The Devil-Doll (Tod Browning / U.S., 1936):

The miniaturist's uncanny art, Tod Browning's petites horreurs. A searchlight meets the camera's eye, the escape in the marsh finds fugitives guided by their obsessions, science and hatred. "Have you been locked away from life so long you don't recognize a prisoner of life itself?" The old doctor (Henry B. Walthall) dreams of extending the world's resources by reducing the population to one-sixth its size, his wife (Rafaela Ottiano) continues his experiments by shrinking dogs down to hamster proportions. "We can make the whole world small," the vision suits the ex-banker (Lionel Barrymore) seeking revenge on those who framed him. The Unholy Three figures in the disguise, a hunched matron running the toy shop above the laboratory, an avenger in grandmotherly drag right under the noses of the Paris police.

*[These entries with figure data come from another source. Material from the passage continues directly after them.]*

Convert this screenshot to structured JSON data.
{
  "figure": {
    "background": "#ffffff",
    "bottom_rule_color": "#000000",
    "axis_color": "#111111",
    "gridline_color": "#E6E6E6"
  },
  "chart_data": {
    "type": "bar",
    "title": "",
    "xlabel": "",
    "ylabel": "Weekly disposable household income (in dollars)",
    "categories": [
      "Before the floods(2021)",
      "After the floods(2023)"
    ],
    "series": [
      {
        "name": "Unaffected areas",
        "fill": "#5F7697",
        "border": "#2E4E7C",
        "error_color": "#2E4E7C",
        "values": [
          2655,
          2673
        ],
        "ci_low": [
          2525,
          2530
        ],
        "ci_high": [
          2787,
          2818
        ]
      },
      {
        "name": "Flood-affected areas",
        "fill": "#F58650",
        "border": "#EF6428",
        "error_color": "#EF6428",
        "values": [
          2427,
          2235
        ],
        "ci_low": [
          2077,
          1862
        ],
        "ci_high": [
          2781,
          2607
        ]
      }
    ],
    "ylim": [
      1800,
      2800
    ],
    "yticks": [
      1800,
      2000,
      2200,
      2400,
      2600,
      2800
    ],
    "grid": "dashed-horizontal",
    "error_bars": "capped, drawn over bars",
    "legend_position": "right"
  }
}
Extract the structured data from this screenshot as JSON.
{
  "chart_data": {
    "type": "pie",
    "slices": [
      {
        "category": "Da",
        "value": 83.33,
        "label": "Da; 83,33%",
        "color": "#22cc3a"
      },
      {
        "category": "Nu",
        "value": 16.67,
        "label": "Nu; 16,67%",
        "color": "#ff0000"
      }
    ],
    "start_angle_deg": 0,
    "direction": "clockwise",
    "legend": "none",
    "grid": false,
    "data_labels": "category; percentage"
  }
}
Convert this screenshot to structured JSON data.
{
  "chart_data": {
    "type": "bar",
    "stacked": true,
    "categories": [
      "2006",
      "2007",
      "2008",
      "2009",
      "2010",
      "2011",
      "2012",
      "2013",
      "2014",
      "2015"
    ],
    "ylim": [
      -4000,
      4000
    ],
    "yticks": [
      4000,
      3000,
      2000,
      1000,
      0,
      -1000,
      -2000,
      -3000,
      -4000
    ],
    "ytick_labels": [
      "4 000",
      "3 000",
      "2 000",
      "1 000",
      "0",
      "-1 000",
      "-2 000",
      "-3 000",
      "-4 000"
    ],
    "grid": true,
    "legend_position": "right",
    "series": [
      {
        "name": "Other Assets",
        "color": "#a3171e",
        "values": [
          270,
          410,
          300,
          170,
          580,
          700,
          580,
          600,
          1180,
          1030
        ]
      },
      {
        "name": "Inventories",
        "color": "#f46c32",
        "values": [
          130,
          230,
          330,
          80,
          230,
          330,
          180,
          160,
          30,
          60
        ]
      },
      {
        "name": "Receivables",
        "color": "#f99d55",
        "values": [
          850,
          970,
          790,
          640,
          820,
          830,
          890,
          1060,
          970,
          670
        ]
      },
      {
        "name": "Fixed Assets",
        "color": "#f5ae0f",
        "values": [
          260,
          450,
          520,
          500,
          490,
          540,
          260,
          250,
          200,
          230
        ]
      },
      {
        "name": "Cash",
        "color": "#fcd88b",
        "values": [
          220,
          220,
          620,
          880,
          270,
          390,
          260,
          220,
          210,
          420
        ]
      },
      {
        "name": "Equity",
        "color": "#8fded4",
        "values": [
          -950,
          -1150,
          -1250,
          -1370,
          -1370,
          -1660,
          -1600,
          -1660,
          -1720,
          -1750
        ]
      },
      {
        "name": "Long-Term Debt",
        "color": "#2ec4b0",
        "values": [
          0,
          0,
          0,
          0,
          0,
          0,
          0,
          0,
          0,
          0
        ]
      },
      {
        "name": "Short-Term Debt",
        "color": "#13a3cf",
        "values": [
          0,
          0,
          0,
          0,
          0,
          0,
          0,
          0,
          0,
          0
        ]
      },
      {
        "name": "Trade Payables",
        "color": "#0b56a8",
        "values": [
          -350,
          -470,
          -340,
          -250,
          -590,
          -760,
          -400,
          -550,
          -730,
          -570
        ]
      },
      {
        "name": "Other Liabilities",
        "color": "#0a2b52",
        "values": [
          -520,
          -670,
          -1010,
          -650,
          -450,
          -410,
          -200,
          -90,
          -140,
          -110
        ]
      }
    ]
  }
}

The first miniaturized human reveals the hand of co-screenwriter Erich von Stroheim, Grace Ford as "an inbred peasant half-wit" from a Berlin slum—gifted as a doll, the tiny assassin disentangles herself from a sleeping moppet's grip and approaches the victim with poisonous stiletto in hand. (Another wee zombie awaits orders while dangling from a Christmas tree ribbon, a prime example of the Browning sang-froid in the face of the world's grotesqueries.) The subplot about Barrymore's estranged daughter (Maureen O'Sullivan) adduces a note of Hugo, not as poignant as Ottiano momentarily warming her Grand Guignol presence to enjoy an Apache pas de deux between the diminutive subjects across a tabletop. "You might as well kill a person as frighten them to death." The poetic-perverse line of thought flows through Dr. Cyclops, The Incredible Shrinking Man and Attack of the Puppet People, plus an unmistakable flash by Lynch in Mulholland Drive. With Frank Lawton, Robert Greig, Lucy Beaumont, Pedro de Cordoba, Arthur Hohl, Claire Du Brey, and Rollo Lloyd. In black and white.